Points are then assigned depending on the specific bin in which each variable falls. For instance, let’s focus on the average heart rate variable. Since a higher average heart rate signifies a more intense workout, we establish the following point ranges:
- 100: 5 points
- 100-130: 10 points
- 130-145: 15 points
- 145-155: 20 points
- 155-165: 30 points
- 165-170: 35 points
- Above 170: 40 points
After assigning a scoring system to each variable, we calculate the sum of each column and store it on a new variable called “Effort Score”. Depending on the Effort Score, we determine the level of effort as follows:
- 0-100: No Effort
- 100-125: Low Effort
- 125-150: Medium Effort
- 150 or above: High Effort
Once each workout is assigned its respective level of effort we can visualize the relationship between variables like so:
As we can see in the graph, the higher the average rate, the more calories are burned, therefore, more effort is required.

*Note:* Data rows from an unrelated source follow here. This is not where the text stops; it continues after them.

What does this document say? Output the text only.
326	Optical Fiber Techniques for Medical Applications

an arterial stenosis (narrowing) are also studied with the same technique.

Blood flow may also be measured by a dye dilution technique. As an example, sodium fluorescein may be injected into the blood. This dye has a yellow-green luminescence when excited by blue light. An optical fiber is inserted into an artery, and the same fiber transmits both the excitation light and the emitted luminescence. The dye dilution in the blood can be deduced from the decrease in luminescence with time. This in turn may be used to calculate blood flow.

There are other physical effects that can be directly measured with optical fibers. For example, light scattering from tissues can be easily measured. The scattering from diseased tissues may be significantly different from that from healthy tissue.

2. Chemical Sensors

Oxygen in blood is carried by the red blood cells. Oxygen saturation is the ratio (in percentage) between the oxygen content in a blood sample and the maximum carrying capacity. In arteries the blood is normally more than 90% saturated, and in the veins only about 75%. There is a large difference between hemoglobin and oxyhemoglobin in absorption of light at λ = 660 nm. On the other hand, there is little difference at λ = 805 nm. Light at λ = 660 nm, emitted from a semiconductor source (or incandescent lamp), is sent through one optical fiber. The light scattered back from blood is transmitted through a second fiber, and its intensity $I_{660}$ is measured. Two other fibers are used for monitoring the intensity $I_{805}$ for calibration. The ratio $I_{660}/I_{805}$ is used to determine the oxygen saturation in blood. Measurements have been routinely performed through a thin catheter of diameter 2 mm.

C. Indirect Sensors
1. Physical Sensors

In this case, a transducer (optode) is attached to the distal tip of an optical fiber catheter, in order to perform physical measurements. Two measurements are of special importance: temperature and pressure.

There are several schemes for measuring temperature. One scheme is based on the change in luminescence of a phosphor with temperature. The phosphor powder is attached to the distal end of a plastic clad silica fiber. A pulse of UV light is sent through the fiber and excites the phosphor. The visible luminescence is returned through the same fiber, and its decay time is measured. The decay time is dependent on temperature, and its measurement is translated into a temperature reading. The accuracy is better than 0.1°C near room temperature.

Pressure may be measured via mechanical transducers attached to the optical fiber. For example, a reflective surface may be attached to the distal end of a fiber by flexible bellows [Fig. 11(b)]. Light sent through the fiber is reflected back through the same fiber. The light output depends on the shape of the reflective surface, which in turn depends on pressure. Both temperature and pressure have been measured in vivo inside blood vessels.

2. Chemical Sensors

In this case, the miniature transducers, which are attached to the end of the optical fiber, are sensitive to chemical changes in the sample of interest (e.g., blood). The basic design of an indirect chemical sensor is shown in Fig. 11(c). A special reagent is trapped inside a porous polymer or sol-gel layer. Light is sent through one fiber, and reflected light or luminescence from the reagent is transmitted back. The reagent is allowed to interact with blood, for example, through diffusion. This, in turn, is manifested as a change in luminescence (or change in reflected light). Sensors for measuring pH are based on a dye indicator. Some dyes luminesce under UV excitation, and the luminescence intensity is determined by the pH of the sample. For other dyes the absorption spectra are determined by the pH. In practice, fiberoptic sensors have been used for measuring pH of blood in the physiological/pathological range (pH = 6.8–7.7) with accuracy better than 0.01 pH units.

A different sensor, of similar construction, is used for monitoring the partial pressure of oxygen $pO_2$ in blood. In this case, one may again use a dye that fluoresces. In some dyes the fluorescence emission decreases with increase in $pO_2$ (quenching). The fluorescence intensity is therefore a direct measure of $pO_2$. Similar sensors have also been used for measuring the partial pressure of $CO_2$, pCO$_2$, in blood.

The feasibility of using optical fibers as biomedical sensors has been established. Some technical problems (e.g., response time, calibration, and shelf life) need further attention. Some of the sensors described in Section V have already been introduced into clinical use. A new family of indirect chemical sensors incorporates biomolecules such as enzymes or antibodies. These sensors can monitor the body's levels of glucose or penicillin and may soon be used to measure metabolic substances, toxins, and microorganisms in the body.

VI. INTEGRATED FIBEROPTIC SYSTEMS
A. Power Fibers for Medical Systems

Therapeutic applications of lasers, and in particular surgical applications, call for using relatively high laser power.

Machine Learning Model - K - K-Nearest Neighbors
The K-Nearest Neighbor model is a great tool to categorize events to a specific label/class and it works best with relatively small datasets. Likewise it is robust against outliers as it makes predictions based on similarity of nearby data points. In this project we use it to predict the level of effort of workouts. To build this model I trained it using my own workout data, where 80% of the dataset was used for training and 20% for testing/predicting. It has shown a good level of accuracy, achieving 86% correctness in classifying instances. Of course, there is always room for improvement and the more workouts I log, the better it will perform.

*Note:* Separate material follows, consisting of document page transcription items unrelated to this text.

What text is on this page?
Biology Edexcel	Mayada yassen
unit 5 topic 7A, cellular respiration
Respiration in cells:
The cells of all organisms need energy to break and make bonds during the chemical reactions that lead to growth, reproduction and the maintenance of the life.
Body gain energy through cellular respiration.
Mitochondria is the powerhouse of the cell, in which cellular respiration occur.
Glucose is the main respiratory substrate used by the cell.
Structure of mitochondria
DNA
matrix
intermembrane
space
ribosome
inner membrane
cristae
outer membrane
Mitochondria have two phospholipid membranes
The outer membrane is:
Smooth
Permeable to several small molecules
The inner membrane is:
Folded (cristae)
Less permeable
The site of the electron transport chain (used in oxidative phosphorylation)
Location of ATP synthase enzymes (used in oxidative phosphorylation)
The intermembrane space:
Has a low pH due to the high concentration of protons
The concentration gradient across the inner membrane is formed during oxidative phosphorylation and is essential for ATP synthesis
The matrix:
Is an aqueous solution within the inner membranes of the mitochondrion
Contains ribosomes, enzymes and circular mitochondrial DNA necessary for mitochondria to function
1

Model Strengths and Weaknesses
Strenghts:
- The model demonstrates high accuracy in labeling High and Medium effort workouts.
- Overall, the model achieves an accuracy rate of 86%, indicating its effectiveness in correctly classifying workout effort levels
Weaknesses:
- The model may not be as accurate in labeling low and no effort workouts compared to medium and high intensity ones, as there are fewer instances of the former in the dataset.

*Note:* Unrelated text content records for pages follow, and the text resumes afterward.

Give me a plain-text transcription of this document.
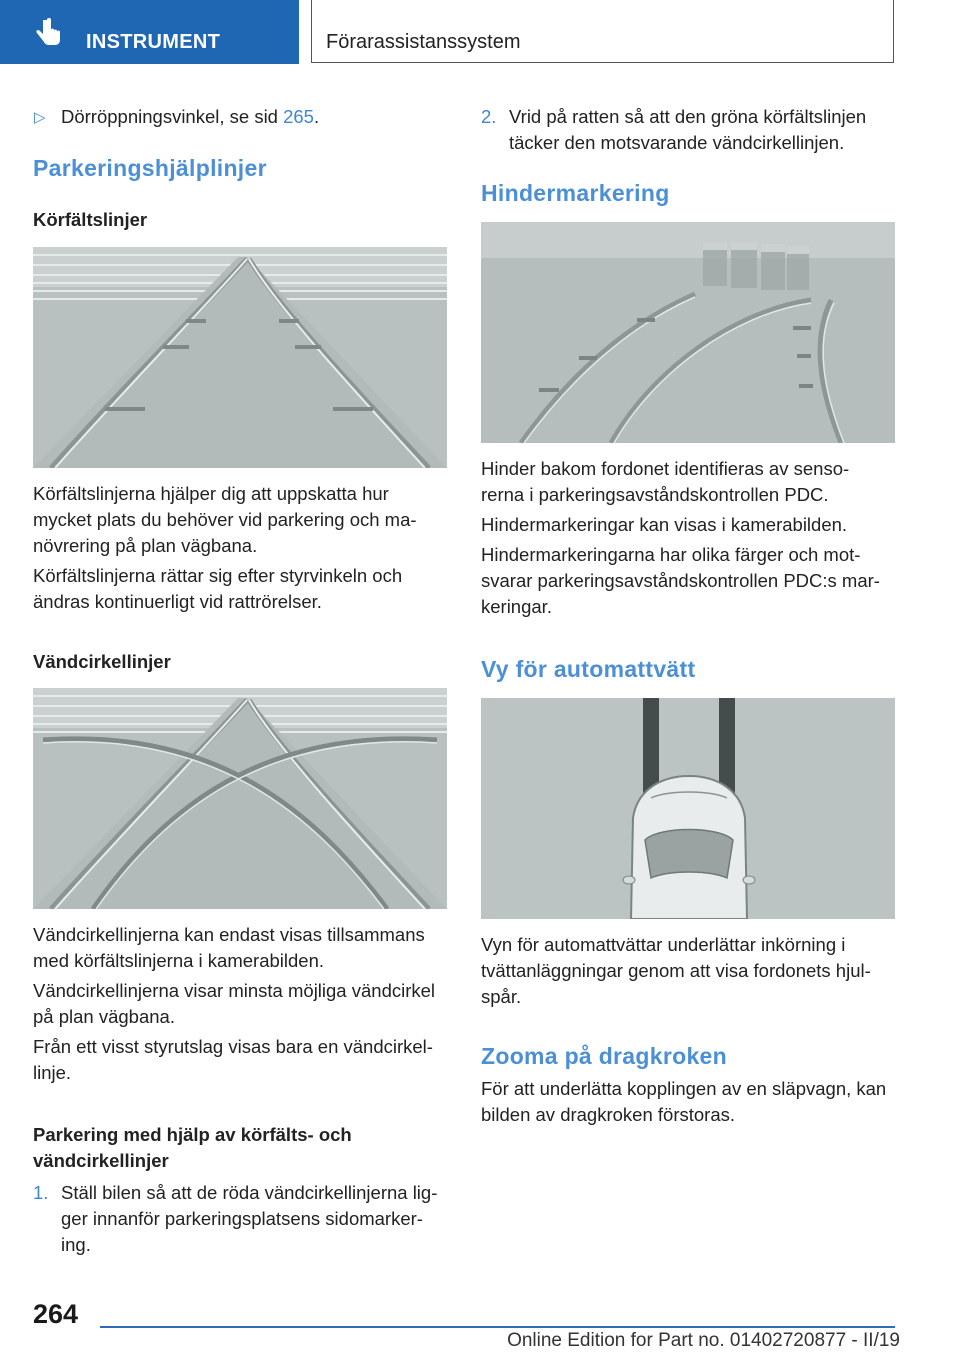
INSTRUMENT	Förarassistanssystem
▷ Dörröppningsvinkel, se sid 265.
Parkeringshjälplinjer
Körfältslinjer
Körfältslinjerna hjälper dig att uppskatta hur
mycket plats du behöver vid parkering och ma‐
növrering på plan vägbana.
Körfältslinjerna rättar sig efter styrvinkeln och
ändras kontinuerligt vid rattrörelser.
Vändcirkellinjer
Vändcirkellinjerna kan endast visas tillsammans
med körfältslinjerna i kamerabilden.
Vändcirkellinjerna visar minsta möjliga vändcirkel
på plan vägbana.
Från ett visst styrutslag visas bara en vändcirkel‐
linje.
Parkering med hjälp av körfälts- och
vändcirkellinjer
1. Ställ bilen så att de röda vändcirkellinjerna lig‐
ger innanför parkeringsplatsens sidomarker‐
ing.
2. Vrid på ratten så att den gröna körfältslinjen
täcker den motsvarande vändcirkellinjen.
Hindermarkering
Hinder bakom fordonet identifieras av senso‐
rerna i parkeringsavståndskontrollen PDC.
Hindermarkeringar kan visas i kamerabilden.
Hindermarkeringarna har olika färger och mot‐
svarar parkeringsavståndskontrollen PDC:s mar‐
keringar.
Vy för automattvätt
Vyn för automattvättar underlättar inkörning i
tvättanläggningar genom att visa fordonets hjul‐
spår.
Zooma på dragkroken
För att underlätta kopplingen av en släpvagn, kan
bilden av dragkroken förstoras.
264
Online Edition for Part no. 01402720877 - II/19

- There is correlation between the Max Heart Rate and Average Heart Rate variables, as well as between the Max Speed and Average Speed variables. It might be necessary to evaluate and potentially drop some variables to avoid redundancy or multicollinearity in the dataset.
How I use PyStrava
The dashboard consists of five pages that provide various insights. The “General Statistics” page offers a comprehensive overview of all activities, while the “Level of Effort” page provides detailed statistics on effort exerted during workouts. Additionally, there are separate pages dedicated to “Biking,” “Running,” and “Functional” activities, offering specific statistics for each. In the future, I plan to add a sixth page for swimming once I have collected more data for this sport. Below is a picture showcasing the layout of the “General Statistics” page:
Similarly, here's a picture displaying the “Level of Effort” page:
Practical Use — Personal Achievement:
One noteworthy achievement was my completion of an ultra marathon on June 23, 2023. PyStrava played a significant role in my preparation for this challenging event. The Google Looker dashboard I developed for this project was essential in tracking my weekly and monthly running statistics.
Here's an example of the Running page from the dashboard:
Me crossing the finish line at the Coahuila Ultra Marathon 2023:
I hope it has sparked the motivation within you to pursue that hobby that captivates your interest or tackle that project that’s been roaming in your mind. By embarking on the journey and chasing after our goals we can find true fulfillment! This project has been a huge milestone for me because, much like the process of working out, through patience and dedication we can find what we are truly capable of.